Gina Martin Adams at Wells Fargo & Co., David Bianco at Deutsche Bank AG and Barry Bannister at Stifel Nicolaus & Co. all predicted the S&P 500 would end 2014 at 1,850. Today’s rally notwithstanding, those calls look prescient so far. The index closed 2013 at 1,848.36. Yesterday it ended at 1,849.04.
Bannister’s rationale was that investors would sit on their hands while watching to see how smoothly the economy could stand on its own as the Federal Reserve withdrew stimulus. He’s sticking with his 1,850 prediction and has an update on prospects for the economic “hand-off” from the Fed.
“For now, we would describe our stance as pensive but optimistic,” he wrote in a note he forwarded today. “We do not know how smoothly this hand-off will occur. But sense that it is coming.”
Flock of Swans
A veritable flock of black swans have flown into the engines of the S&P 500 over the last five years, yet it still ascended to almost triple its level from the depths of the bear market. Europe’s debt crisis, the Fukushima nuclear disaster, Hurricane Sandy, Ukraine, Egypt, Syria, Libya -- the list is long and none of it seemed to matter in the long run for a market helped by an accommodating central bank.

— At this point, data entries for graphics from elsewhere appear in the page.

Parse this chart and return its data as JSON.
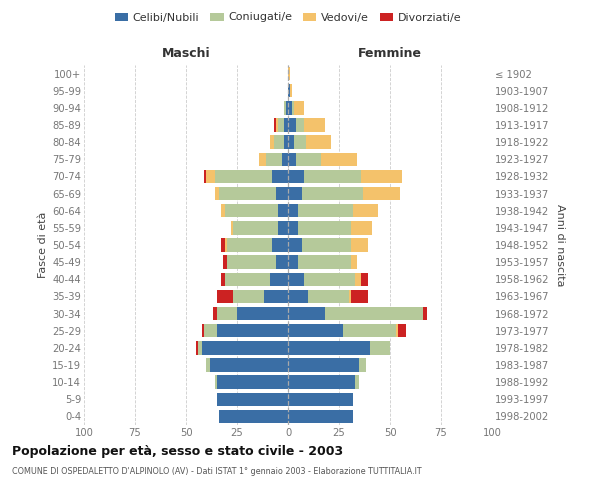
{
  "age_groups": [
    "0-4",
    "5-9",
    "10-14",
    "15-19",
    "20-24",
    "25-29",
    "30-34",
    "35-39",
    "40-44",
    "45-49",
    "50-54",
    "55-59",
    "60-64",
    "65-69",
    "70-74",
    "75-79",
    "80-84",
    "85-89",
    "90-94",
    "95-99",
    "100+"
  ],
  "birth_years": [
    "1998-2002",
    "1993-1997",
    "1988-1992",
    "1983-1987",
    "1978-1982",
    "1973-1977",
    "1968-1972",
    "1963-1967",
    "1958-1962",
    "1953-1957",
    "1948-1952",
    "1943-1947",
    "1938-1942",
    "1933-1937",
    "1928-1932",
    "1923-1927",
    "1918-1922",
    "1913-1917",
    "1908-1912",
    "1903-1907",
    "≤ 1902"
  ],
  "colors": {
    "celibi": "#3a6ea5",
    "coniugati": "#b5c99a",
    "vedovi": "#f4c26b",
    "divorziati": "#cc2222"
  },
  "maschi": {
    "celibi": [
      34,
      35,
      35,
      38,
      42,
      35,
      25,
      12,
      9,
      6,
      8,
      5,
      5,
      6,
      8,
      3,
      2,
      2,
      1,
      0,
      0
    ],
    "coniugati": [
      0,
      0,
      1,
      2,
      2,
      6,
      10,
      15,
      22,
      24,
      22,
      22,
      26,
      28,
      28,
      8,
      5,
      3,
      1,
      0,
      0
    ],
    "vedovi": [
      0,
      0,
      0,
      0,
      0,
      0,
      0,
      0,
      0,
      0,
      1,
      1,
      2,
      2,
      4,
      3,
      2,
      1,
      0,
      0,
      0
    ],
    "divorziati": [
      0,
      0,
      0,
      0,
      1,
      1,
      2,
      8,
      2,
      2,
      2,
      0,
      0,
      0,
      1,
      0,
      0,
      1,
      0,
      0,
      0
    ]
  },
  "femmine": {
    "celibi": [
      32,
      32,
      33,
      35,
      40,
      27,
      18,
      10,
      8,
      5,
      7,
      5,
      5,
      7,
      8,
      4,
      3,
      4,
      2,
      1,
      0
    ],
    "coniugati": [
      0,
      0,
      2,
      3,
      10,
      26,
      48,
      20,
      25,
      26,
      24,
      26,
      27,
      30,
      28,
      12,
      6,
      4,
      1,
      0,
      0
    ],
    "vedovi": [
      0,
      0,
      0,
      0,
      0,
      1,
      0,
      1,
      3,
      3,
      8,
      10,
      12,
      18,
      20,
      18,
      12,
      10,
      5,
      1,
      1
    ],
    "divorziati": [
      0,
      0,
      0,
      0,
      0,
      4,
      2,
      8,
      3,
      0,
      0,
      0,
      0,
      0,
      0,
      0,
      0,
      0,
      0,
      0,
      0
    ]
  },
  "xlim": 100,
  "title": "Popolazione per età, sesso e stato civile - 2003",
  "subtitle": "COMUNE DI OSPEDALETTO D'ALPINOLO (AV) - Dati ISTAT 1° gennaio 2003 - Elaborazione TUTTITALIA.IT",
  "ylabel_left": "Fasce di età",
  "ylabel_right": "Anni di nascita",
  "xlabel_left": "Maschi",
  "xlabel_right": "Femmine",
  "legend_labels": [
    "Celibi/Nubili",
    "Coniugati/e",
    "Vedovi/e",
    "Divorziati/e"
  ],
  "bg_color": "#ffffff",
  "grid_color": "#cccccc",
  "label_color": "#444444",
  "tick_color": "#777777"
}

The flattening of the market this year masks dynamic action under the surface, including a plunge in high-flying growth stocks that had helped lead the rally. The Nasdaq Biotechnology Index sank as much as 14 percent from Feb. 25. The Bloomberg IPO Index of companies that recently went public slumped more than 5 percent. The Russell 2000 Index of smaller companies and the Nasdaq Composite Index each lost almost that much during the month.
To Bannister, the drop in the so-called momentum stocks foreshadows weakness that will lead to more accommodative central bank policy around the globe. As the speculative trades like biotech become less appealing, it means he likes the old-fashioned cyclical growth names: energy and raw-material producers as well as heavy-industry companies.
“We spot a global cyclical trade, to the detriment of momentum trades,” Bannister wrote.
In other words, it’s time to take off the lab coat and put on the hard hat.